This is good news for assuring that SNW’s 3rd season production will move ahead after the strike.

Greenlighting a couple of extra episodes and a 4th season would make strategic sense, but I’m just not willing to give Paramount the benefit of the doubt on that.

  • EnsignRedshirt [he/him]
    ·
    10 months ago

    Give us full 20+ episode seasons, cowards! I want bottle episodes, slice of life stories, maybe a few two-parters here and there. Star Trek was born as an episodic network tv show meant to run from fall to summer. Let it breathe.

    • StillPaisleyCat@startrek.website
      hexagon
      ·
      10 months ago

      I’m not looking for 20, but 12-15 as Discovery was granted seems reasonable if only to catch up.

      I wouldn’t whinge if they divided the season into 2 parts as they do on Netflix in order to allow for postproduction.

  • Azzu@lemm.ee
    ·
    10 months ago

    Can anyone tell me if this series is more akin to "classic" Star Trek or still a "new" series, i.e. more focused on action and less on moral dilemma or politics?

    • Artemis@lemmy.ml
      ·
      10 months ago

      SNW is a complete return to the original Star Trek style. The first season is good but the second is GREAT.

      • TerminalEncounter [she/her]
        ·
        10 months ago

        Yeah it's way closer to TOS than TNG, which is fine by me! They haven't gone to that well in a while

    • StillPaisleyCat@startrek.website
      hexagon
      ·
      10 months ago

      How about watching it and judging it for yourself? YMMV.

      It’s not a 90s Trek show, in that it leans more to recapturing a TOS vibe. But it’s its own thing, and that’s where it’s strengths lie.

      There are a great variety and range of styles of episodes, which it can do simply because it is episodic. Most of all though, it is driven by character arcs and character development.

  • StillPaisleyCat@startrek.website
    hexagon
    ·
    10 months ago

    Already have. Watched half the first season, then noped out of it.

    Netflix shows get a lot of high audience ratings because they are dropped all at once or in half-season blocks. They are counting on binge watch behaviour. This can be misleading against weekly releases.
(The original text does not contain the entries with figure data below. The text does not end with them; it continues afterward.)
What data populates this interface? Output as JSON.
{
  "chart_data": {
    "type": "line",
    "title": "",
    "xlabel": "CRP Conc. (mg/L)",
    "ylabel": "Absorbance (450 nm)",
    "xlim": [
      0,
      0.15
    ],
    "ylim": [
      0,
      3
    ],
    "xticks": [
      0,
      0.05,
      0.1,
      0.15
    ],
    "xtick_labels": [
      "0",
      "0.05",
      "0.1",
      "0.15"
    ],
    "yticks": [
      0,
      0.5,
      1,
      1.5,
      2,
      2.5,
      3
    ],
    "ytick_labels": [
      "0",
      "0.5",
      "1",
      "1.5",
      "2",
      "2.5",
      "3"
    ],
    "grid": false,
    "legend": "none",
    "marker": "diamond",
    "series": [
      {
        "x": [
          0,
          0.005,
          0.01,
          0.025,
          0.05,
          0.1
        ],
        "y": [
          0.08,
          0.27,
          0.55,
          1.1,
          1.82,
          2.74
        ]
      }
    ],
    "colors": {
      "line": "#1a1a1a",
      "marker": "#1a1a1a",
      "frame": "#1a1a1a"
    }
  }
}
Basically, it means Netflix shows will almost always dominate on a weekly count of minutes watched.

    Nielsen isn’t giving total minutes watched per show per year stats, but those who buy the full data or have other metrics are looking at that instead.

    A few Netflix shows, like Stranger Things, stay on top even after the equivalent time of a weekly release, but most don’t. This means Netflix has to be dropping new content constantly and has driven the content arms-race on streamers.

    However, there’s accumulating evidence that weekly drops hold subscribers better. This is why HBO Max, Disney and Paramount stick with that. When their shows can break in a weekly count against the latest Netflix drops, they’re doing incredibly well.

  • TWeaK@lemm.ee
    ·
    10 months ago

    I wish people wouldn't watch The Witcher. We need to vote with our feet on that one.